The vaccines reduce the risk of infection for the person who gets the vaccine, and reduce the risk that person will pass COVID-19 to someone else if they get sick anyway. They are also highly effective against severe illness that could lead to hospitalization or death, according to research conducted so far and which is still ongoing.

They're also effective against virus variants, according to Dr. Anthony Fauci.

And the more people get vaccinated, and the less COVID-19 can spread between people, the fewer opportunities the virus will have to mutate into newer and deadlier variants.

Employer requirements
According to the California For All website, employers may require vaccines as a safety-related "qualification standard that is job-related and consistent with business necessity," under the ADA.

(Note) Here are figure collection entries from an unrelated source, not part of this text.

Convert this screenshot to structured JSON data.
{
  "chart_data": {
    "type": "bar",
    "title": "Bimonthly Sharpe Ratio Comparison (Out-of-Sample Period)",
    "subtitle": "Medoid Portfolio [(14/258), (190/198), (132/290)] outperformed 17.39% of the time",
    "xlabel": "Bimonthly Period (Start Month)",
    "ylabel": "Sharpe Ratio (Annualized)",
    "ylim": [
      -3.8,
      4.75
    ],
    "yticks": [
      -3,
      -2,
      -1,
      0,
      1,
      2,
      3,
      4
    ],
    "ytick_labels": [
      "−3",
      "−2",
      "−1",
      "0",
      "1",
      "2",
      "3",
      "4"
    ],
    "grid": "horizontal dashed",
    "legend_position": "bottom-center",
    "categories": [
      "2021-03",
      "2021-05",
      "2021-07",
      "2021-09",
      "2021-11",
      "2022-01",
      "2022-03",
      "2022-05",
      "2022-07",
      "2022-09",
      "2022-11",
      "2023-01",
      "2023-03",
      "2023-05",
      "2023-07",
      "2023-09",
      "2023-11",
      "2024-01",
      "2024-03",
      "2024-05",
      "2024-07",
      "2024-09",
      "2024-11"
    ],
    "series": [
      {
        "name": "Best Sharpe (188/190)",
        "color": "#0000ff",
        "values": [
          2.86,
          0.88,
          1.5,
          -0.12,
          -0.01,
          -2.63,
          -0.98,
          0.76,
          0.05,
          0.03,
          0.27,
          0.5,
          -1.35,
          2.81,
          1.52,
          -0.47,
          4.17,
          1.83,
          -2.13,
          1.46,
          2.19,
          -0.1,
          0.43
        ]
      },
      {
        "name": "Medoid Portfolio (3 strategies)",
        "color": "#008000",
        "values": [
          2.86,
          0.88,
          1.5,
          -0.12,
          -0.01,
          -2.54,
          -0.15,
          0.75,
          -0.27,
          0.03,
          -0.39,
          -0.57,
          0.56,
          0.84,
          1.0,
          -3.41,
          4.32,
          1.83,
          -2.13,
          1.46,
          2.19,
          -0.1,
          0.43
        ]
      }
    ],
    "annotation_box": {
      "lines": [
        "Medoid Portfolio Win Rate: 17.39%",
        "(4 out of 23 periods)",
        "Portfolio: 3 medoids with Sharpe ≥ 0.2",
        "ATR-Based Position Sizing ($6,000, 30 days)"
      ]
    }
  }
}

If the employee has a disability that prevents them from meeting that qualification, the employer cannot require that employee to comply "unless they can demonstrate that the individual would pose a “direct threat” to the health or safety of the employee or others in the workplace."

Incentives, lottery
A number of companies are offering incentives for people to get vaccinated, from gift cards to free food to free travel packages.

But for Californians who want to dream big, California's "Vax for the Win" incentive program is awarding vaccinated residents thousands to millions of dollars. The state lottery program for the vaccinated announced its first big winners on Friday, including four SoCal residents.

Where can I get vaccinated?
There are a number of places and ways that residents of Southern California can get vaccinated. The Los Angeles Unified School District is offering vaccines to students at schools and with mobile vaccination clinics, and adults can get vaccinated at state vaccine sites or pharmacies like CVS, Rite Aid and Walgreens.